Sadhanas, therefore, are not many. There are only various aspects of sadhana. The sides of sadhana are manifold, but sadhana is single, religion is one, mankind is united into a single fabric, inasmuch as the goal of mankind is one. The various yogas – pranayama, asana, bhunda, mudra, kriya, kirtana, bhajana, mantra, havana, etc. – are the different ways by which we draw the Spirit outwardly into action and conduct. When spirit manifests itself in outer conduct, we see uniformity outside, amenability of nature, love and affection, coordination and cooperation, social solidarity and a sense of relief, happiness, freedom, all which we cannot easily explain in language. These are the symptoms of the manifestations of the Spirit in outer life. Now the Spirit is buried deep within, as it were, like a treasure which is covered over with mud, stone and dirt. It has to be dug deep from within the recesses of our own heart and brought out into manifestation. The beauty of literature, the beauty of art, the beauty of science, the beauty of administration, the beauty of political solidarity, international relationship, the beauty of the simple joy that we feel within ourselves occasionally – all these are manifestations of this Spirit, God revealing Himself in an unknown manner. This is, in one sense, the Avatara of God, the incarnation of the Spirit, we may say. When the Spirit incarnates itself as an Avatara in this world, it comes as peace, comfort, security, solidarity, system, beauty, method, concord, cooperation, coordination. All these are various names that we give to the manifestation of the law of the Spirit in nature. When the Spirit is divested of nature we have chaos, confusion, insecurity, unhappiness, quarrels, and so on.

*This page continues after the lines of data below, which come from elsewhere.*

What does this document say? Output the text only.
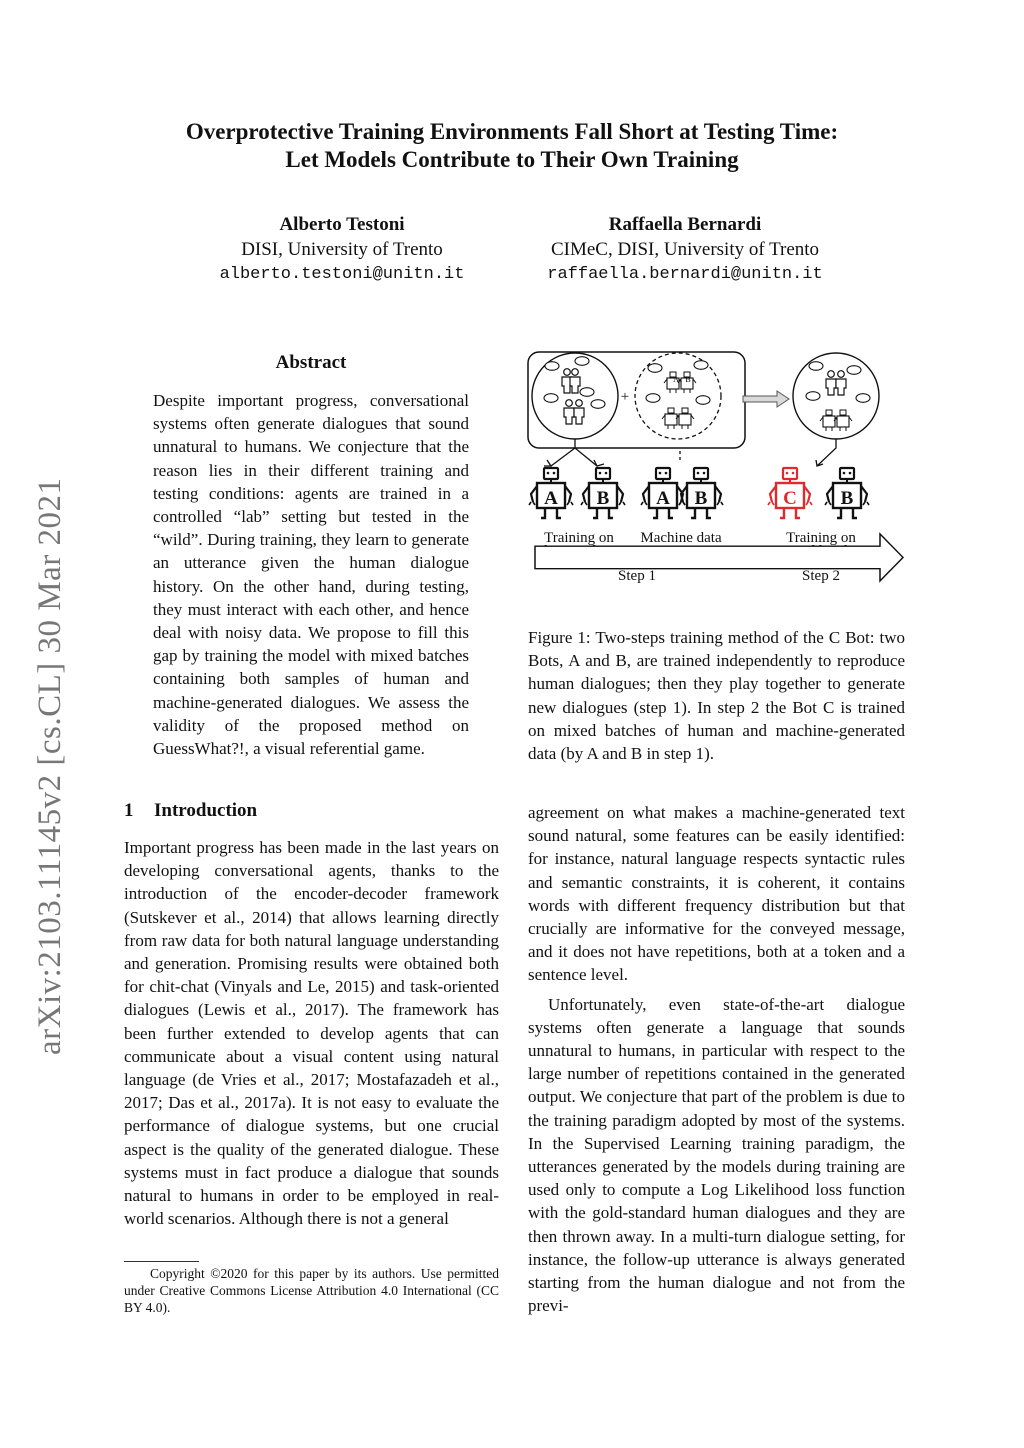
Overprotective Training Environments Fall Short at Testing Time:
Let Models Contribute to Their Own Training
Alberto Testoni
DISI, University of Trento
alberto.testoni@unitn.it
Raffaella Bernardi
CIMeC, DISI, University of Trento
raffaella.bernardi@unitn.it
arXiv:2103.11145v2 [cs.CL] 30 Mar 2021
Abstract
Despite important progress, conversational systems often generate dialogues that sound unnatural to humans. We conjecture that the reason lies in their different training and testing conditions: agents are trained in a controlled “lab” setting but tested in the “wild”. During training, they learn to generate an utterance given the human dialogue history. On the other hand, during testing, they must interact with each other, and hence deal with noisy data. We propose to fill this gap by training the model with mixed batches containing both samples of human and machine-generated dialogues. We assess the validity of the proposed method on GuessWhat?!, a visual referential game.
1 Introduction
Important progress has been made in the last years on developing conversational agents, thanks to the introduction of the encoder-decoder framework (Sutskever et al., 2014) that allows learning directly from raw data for both natural language understanding and generation. Promising results were obtained both for chit-chat (Vinyals and Le, 2015) and task-oriented dialogues (Lewis et al., 2017). The framework has been further extended to develop agents that can communicate about a visual content using natural language (de Vries et al., 2017; Mostafazadeh et al., 2017; Das et al., 2017a). It is not easy to evaluate the performance of dialogue systems, but one crucial aspect is the quality of the generated dialogue. These systems must in fact produce a dialogue that sounds natural to humans in order to be employed in real-world scenarios. Although there is not a general
Copyright ©2020 for this paper by its authors. Use permitted under Creative Commons License Attribution 4.0 International (CC BY 4.0).
+
A B A B	C B
A B
Training on Machine data	Training on
Step 1	Step 2
Figure 1: Two-steps training method of the C Bot: two Bots, A and B, are trained independently to reproduce human dialogues; then they play together to generate new dialogues (step 1). In step 2 the Bot C is trained on mixed batches of human and machine-generated data (by A and B in step 1).

agreement on what makes a machine-generated text sound natural, some features can be easily identified: for instance, natural language respects syntactic rules and semantic constraints, it is coherent, it contains words with different frequency distribution but that crucially are informative for the conveyed message, and it does not have repetitions, both at a token and a sentence level.

Unfortunately, even state-of-the-art dialogue systems often generate a language that sounds unnatural to humans, in particular with respect to the large number of repetitions contained in the generated output. We conjecture that part of the problem is due to the training paradigm adopted by most of the systems. In the Supervised Learning training paradigm, the utterances generated by the models during training are used only to compute a Log Likelihood loss function with the gold-standard human dialogues and they are then thrown away. In a multi-turn dialogue setting, for instance, the follow-up utterance is always generated starting from the human dialogue and not from the previ-
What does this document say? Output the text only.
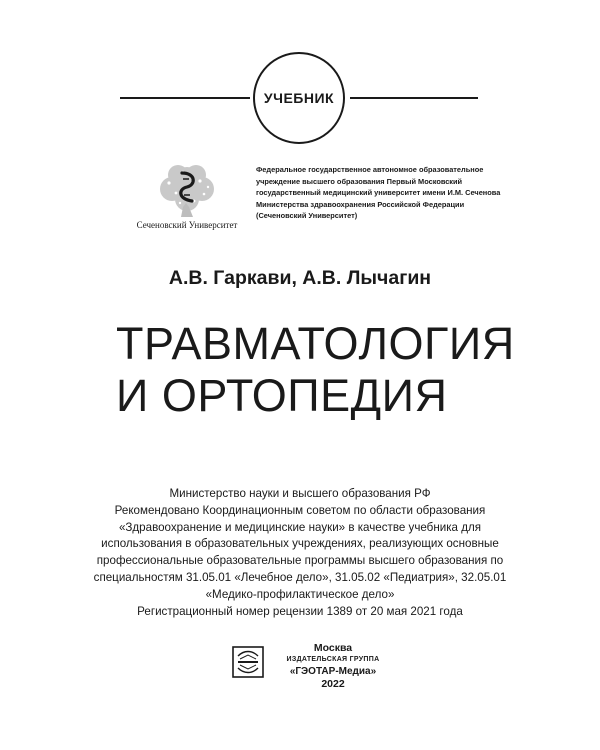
УЧЕБНИК
Сеченовский Университет
Федеральное государственное автономное образовательное
учреждение высшего образования Первый Московский
государственный медицинский университет имени И.М. Сеченова
Министерства здравоохранения Российской Федерации
(Сеченовский Университет)
А.В. Гаркави, А.В. Лычагин
ТРАВМАТОЛОГИЯ
И ОРТОПЕДИЯ
Министерство науки и высшего образования РФ
Рекомендовано Координационным советом по области образования
«Здравоохранение и медицинские науки» в качестве учебника для
использования в образовательных учреждениях, реализующих основные
профессиональные образовательные программы высшего образования по
специальностям 31.05.01 «Лечебное дело», 31.05.02 «Педиатрия», 32.05.01
«Медико-профилактическое дело»
Регистрационный номер рецензии 1389 от 20 мая 2021 года
Москва
ИЗДАТЕЛЬСКАЯ ГРУППА
«ГЭОТАР-Медиа»
2022
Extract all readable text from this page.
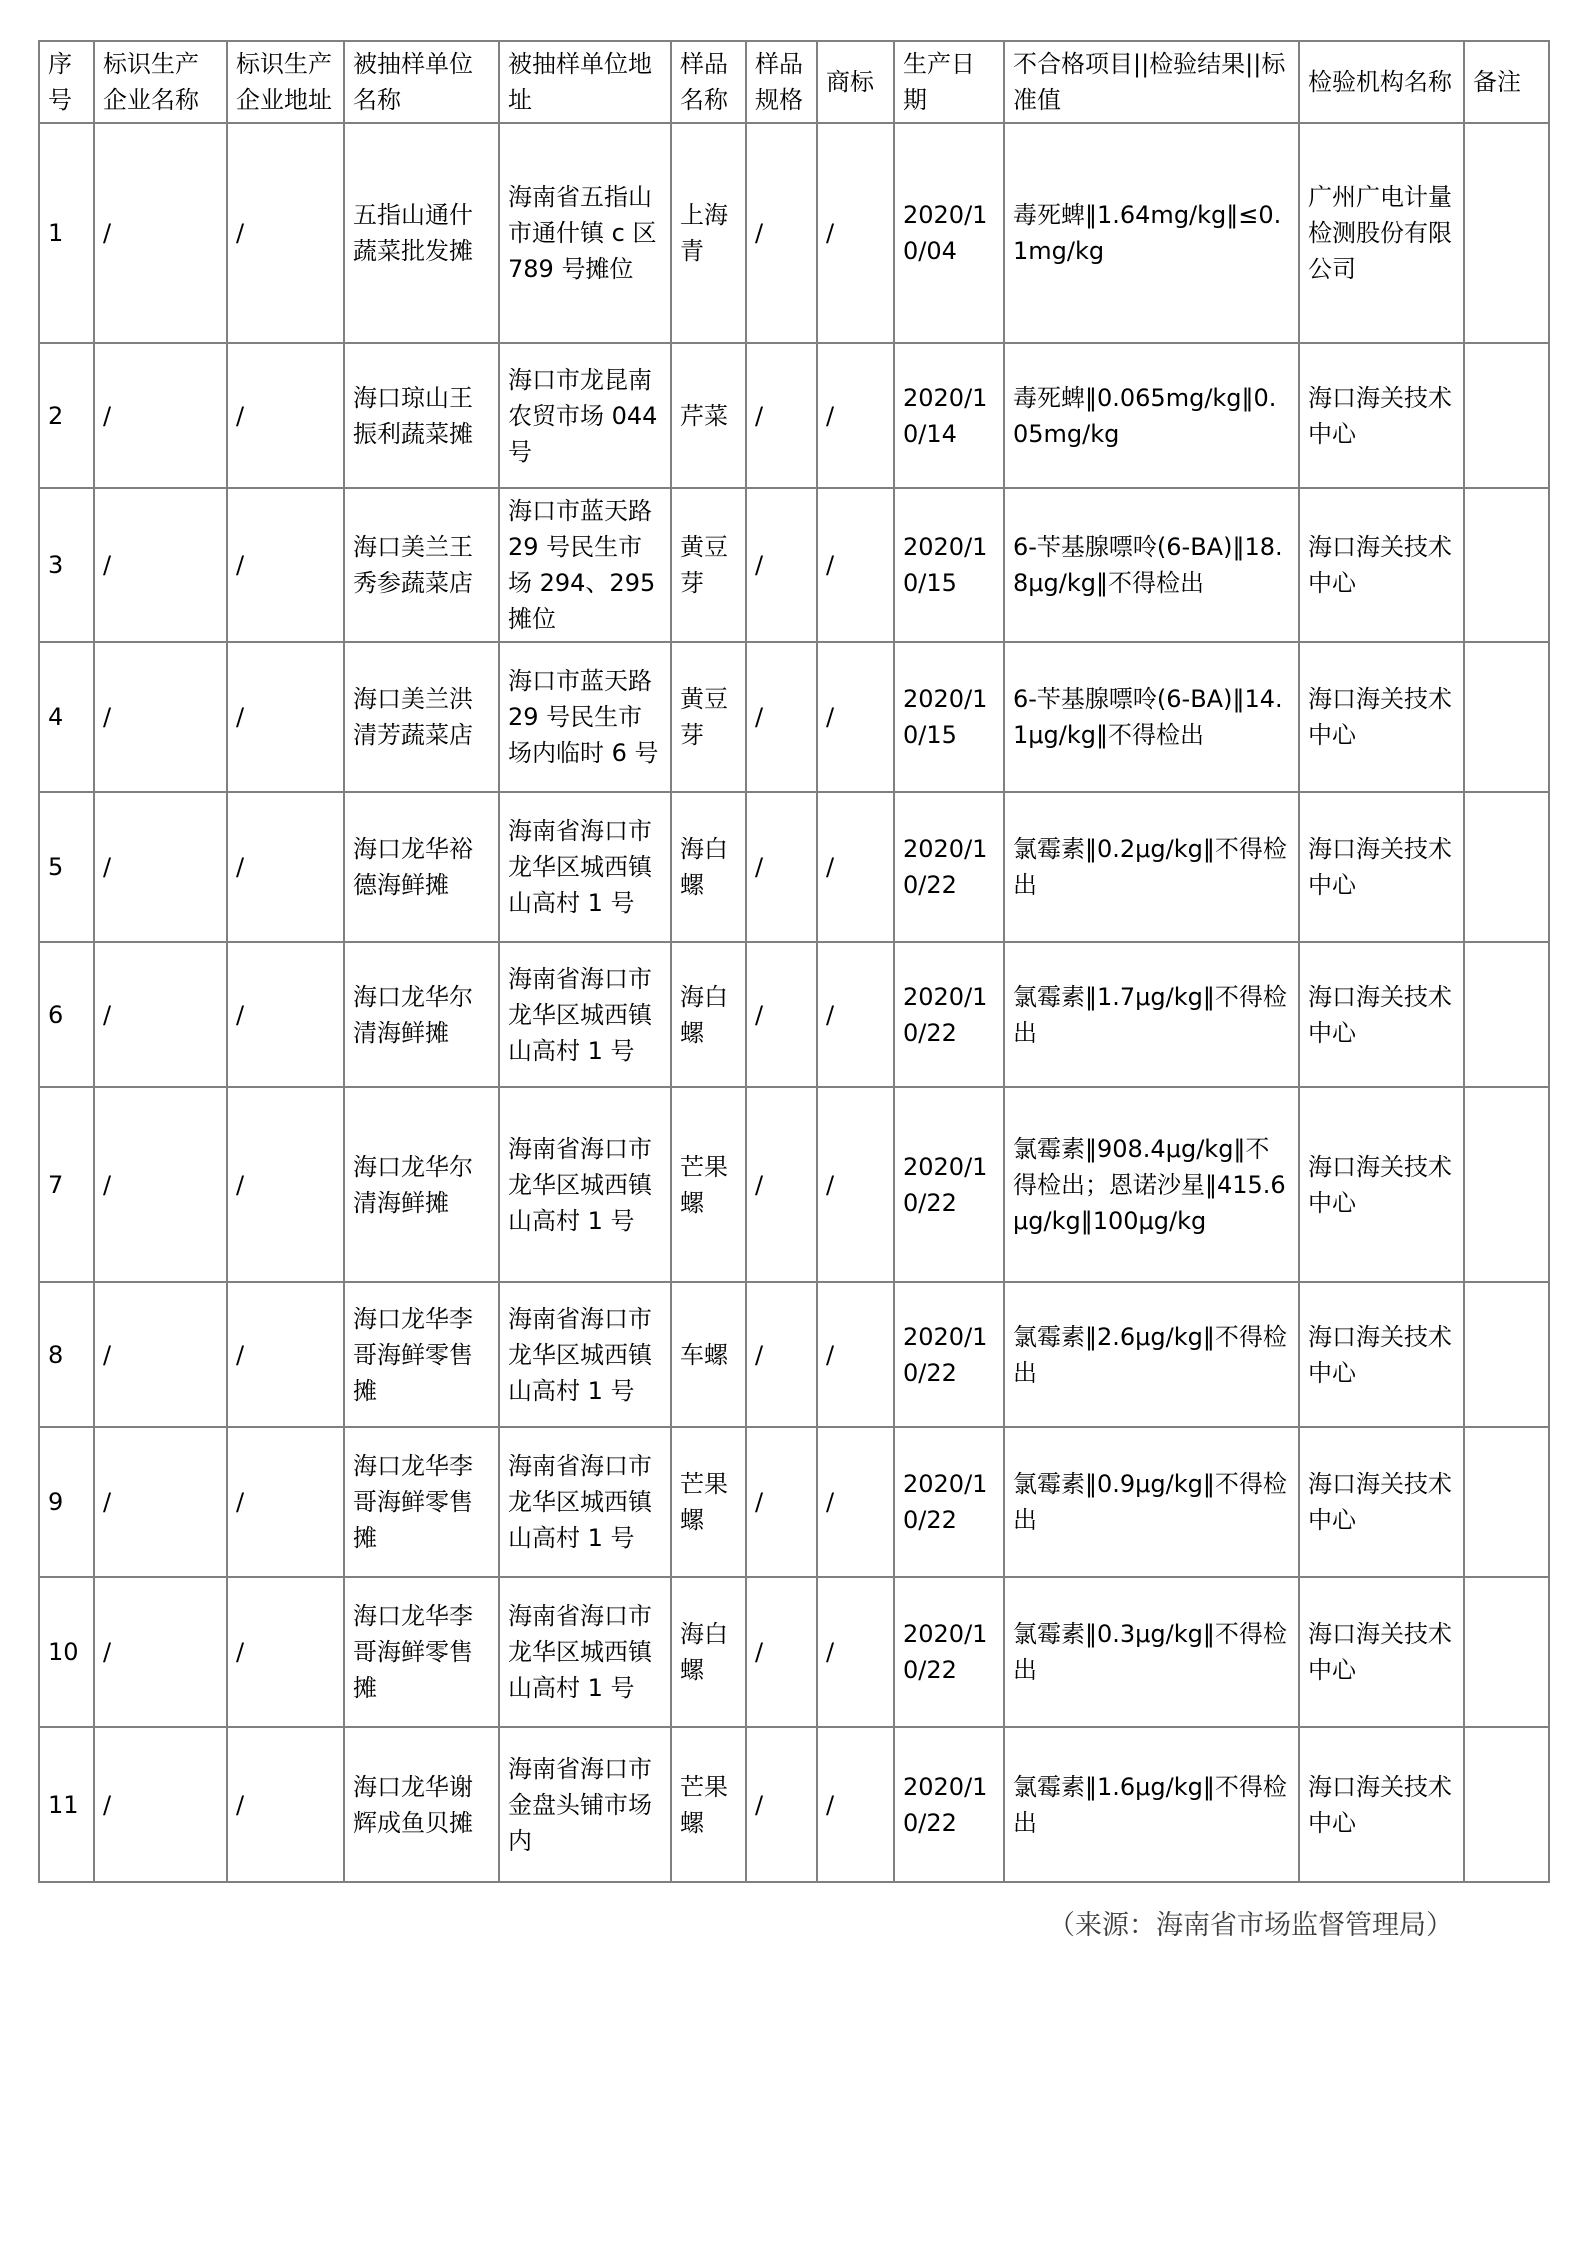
序号	标识生产企业名称	标识生产企业地址	被抽样单位名称	被抽样单位地址	样品名称	样品规格	商标	生产日期	不合格项目||检验结果||标准值	检验机构名称	备注
1	/	/	五指山通什蔬菜批发摊	海南省五指山市通什镇 c 区 789 号摊位	上海青	/	/	2020/10/04	毒死蜱‖1.64mg/kg‖≤0.1mg/kg	广州广电计量检测股份有限公司	
2	/	/	海口琼山王振利蔬菜摊	海口市龙昆南农贸市场 044 号	芹菜	/	/	2020/10/14	毒死蜱‖0.065mg/kg‖0.05mg/kg	海口海关技术中心	
3	/	/	海口美兰王秀参蔬菜店	海口市蓝天路 29 号民生市场 294、295 摊位	黄豆芽	/	/	2020/10/15	6-苄基腺嘌呤(6-BA)‖18.8μg/kg‖不得检出	海口海关技术中心	
4	/	/	海口美兰洪清芳蔬菜店	海口市蓝天路 29 号民生市场内临时 6 号	黄豆芽	/	/	2020/10/15	6-苄基腺嘌呤(6-BA)‖14.1μg/kg‖不得检出	海口海关技术中心	
5	/	/	海口龙华裕德海鲜摊	海南省海口市龙华区城西镇山高村 1 号	海白螺	/	/	2020/10/22	氯霉素‖0.2μg/kg‖不得检出	海口海关技术中心	
6	/	/	海口龙华尔清海鲜摊	海南省海口市龙华区城西镇山高村 1 号	海白螺	/	/	2020/10/22	氯霉素‖1.7μg/kg‖不得检出	海口海关技术中心	
7	/	/	海口龙华尔清海鲜摊	海南省海口市龙华区城西镇山高村 1 号	芒果螺	/	/	2020/10/22	氯霉素‖908.4μg/kg‖不得检出；恩诺沙星‖415.6μg/kg‖100μg/kg	海口海关技术中心	
8	/	/	海口龙华李哥海鲜零售摊	海南省海口市龙华区城西镇山高村 1 号	车螺	/	/	2020/10/22	氯霉素‖2.6μg/kg‖不得检出	海口海关技术中心	
9	/	/	海口龙华李哥海鲜零售摊	海南省海口市龙华区城西镇山高村 1 号	芒果螺	/	/	2020/10/22	氯霉素‖0.9μg/kg‖不得检出	海口海关技术中心	
10	/	/	海口龙华李哥海鲜零售摊	海南省海口市龙华区城西镇山高村 1 号	海白螺	/	/	2020/10/22	氯霉素‖0.3μg/kg‖不得检出	海口海关技术中心	
11	/	/	海口龙华谢辉成鱼贝摊	海南省海口市金盘头铺市场内	芒果螺	/	/	2020/10/22	氯霉素‖1.6μg/kg‖不得检出	海口海关技术中心	
（来源：海南省市场监督管理局）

Thus, in our practice of spiritual sadhana we try to become more and more normal in our day-to-day life. It is for this purpose that we take to various methods. These methods are not the prerogatives of any particular school or cult, but they are the universally applicable techniques or methods of manifesting this uniform current of the deepest Spirit in us which will make us healthy, wealthy and wise, as the old adage goes.
This is a short outline that I place before you of the foundational principles of the practice of spiritual sadhana, an understanding of which will give you great satisfaction, make you feel normal in every way, and also make you a fit instrument to be of great assistance to the public and to society in the march of the soul of mankind to its great destination, wherein it is said that evolution ceases. As philosophers put it, it is the Self-realisation of the universe. The universe becomes Self-conscious; it awakens itself into its own primeval nature. This state of the Self-awareness of the universe in its all-comprehensive completeness is, in other words, God-consciousness, Ishvara-bhava, towards which end humanity moves, evolution is directed, and all our sadhanas, spiritual practices are dedicated.